IncreLoRA: Incremental Parameter Allocation Method for Parameter-Efficient Fine-tuning
Feiyu Zhang, Liangzhi Li, Junhao Chen, Zhouqiang Jiang, Bowen Wang, Yiming Qian
TL;DR
This work tackles the high cost of fine-tuning large pre-trained language models by introducing IncreLoRA, an incremental parameter allocation method that adaptively adds trainable, low-rank updates per module based on importance scores. By reconstructing LoRA updates with a scalable, SVD-like form and employing advance learning to initialize new parameters, IncreLoRA achieves higher rank upper bounds without increasing training overhead and enhances stability via restart warmup. Extensive GLUE experiments show strong parameter efficiency, particularly in low-resource settings, with IncreLoRA outperforming or matching higher-budget baselines. Overall, the approach offers a practical, non-pruning PEFT alternative that improves efficiency and performance for downstream tasks.
Abstract
With the increasing size of pre-trained language models (PLMs), fine-tuning all the parameters in the model is not efficient, especially when there are a large number of downstream tasks, which incur significant training and storage costs. Many parameter-efficient fine-tuning (PEFT) approaches have been proposed, among which, Low-Rank Adaptation (LoRA) is a representative approach that injects trainable rank decomposition matrices into every target module. Yet LoRA ignores the importance of parameters in different modules. To address this problem, many works have been proposed to prune the parameters of LoRA. However, under limited training conditions, the upper bound of the rank of the pruned parameter matrix is still affected by the preset values.
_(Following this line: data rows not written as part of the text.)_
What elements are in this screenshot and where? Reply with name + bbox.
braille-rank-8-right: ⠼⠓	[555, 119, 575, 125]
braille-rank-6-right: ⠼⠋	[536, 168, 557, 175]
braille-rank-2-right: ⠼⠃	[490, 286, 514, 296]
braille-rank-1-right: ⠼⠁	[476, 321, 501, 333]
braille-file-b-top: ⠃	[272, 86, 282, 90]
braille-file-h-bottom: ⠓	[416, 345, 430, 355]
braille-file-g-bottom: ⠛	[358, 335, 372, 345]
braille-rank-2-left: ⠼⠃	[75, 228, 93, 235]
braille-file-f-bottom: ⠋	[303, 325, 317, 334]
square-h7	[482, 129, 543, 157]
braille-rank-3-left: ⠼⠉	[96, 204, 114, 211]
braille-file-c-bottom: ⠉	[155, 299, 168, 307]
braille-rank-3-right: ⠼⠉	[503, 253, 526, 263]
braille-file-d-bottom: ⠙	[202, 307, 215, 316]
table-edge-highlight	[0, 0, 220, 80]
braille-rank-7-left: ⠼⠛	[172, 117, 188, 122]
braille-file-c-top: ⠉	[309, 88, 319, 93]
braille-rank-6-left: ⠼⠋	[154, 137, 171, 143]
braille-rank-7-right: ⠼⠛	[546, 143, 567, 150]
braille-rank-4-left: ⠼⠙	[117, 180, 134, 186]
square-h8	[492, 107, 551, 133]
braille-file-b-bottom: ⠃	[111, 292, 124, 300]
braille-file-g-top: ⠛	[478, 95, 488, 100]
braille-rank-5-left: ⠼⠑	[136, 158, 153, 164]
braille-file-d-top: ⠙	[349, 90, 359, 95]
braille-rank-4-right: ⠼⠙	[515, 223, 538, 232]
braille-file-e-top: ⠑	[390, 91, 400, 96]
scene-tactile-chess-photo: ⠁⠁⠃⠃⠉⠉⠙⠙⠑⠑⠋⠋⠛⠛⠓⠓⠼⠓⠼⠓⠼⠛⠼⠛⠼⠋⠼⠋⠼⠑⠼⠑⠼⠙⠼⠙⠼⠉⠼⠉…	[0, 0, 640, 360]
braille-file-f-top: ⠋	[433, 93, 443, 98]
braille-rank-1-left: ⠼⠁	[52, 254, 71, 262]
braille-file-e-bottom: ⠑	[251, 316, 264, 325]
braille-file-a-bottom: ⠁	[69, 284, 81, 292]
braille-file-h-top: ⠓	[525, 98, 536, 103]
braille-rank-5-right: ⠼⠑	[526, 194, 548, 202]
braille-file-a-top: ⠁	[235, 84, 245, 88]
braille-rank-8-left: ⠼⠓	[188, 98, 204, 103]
We, therefore, propose IncreLoRA, an incremental parameter allocation method that adaptively adds trainable parameters during training based on the importance scores of each module. This approach is different from the pruning method as it is not limited by the initial number of training parameters, and each parameter matrix has a higher rank upper bound for the same training overhead. We conduct extensive experiments on GLUE to demonstrate the effectiveness of IncreLoRA. The results show that our method owns higher parameter efficiency, especially when under the low-resource settings where our method significantly outperforms the baselines. Our code is publicly available.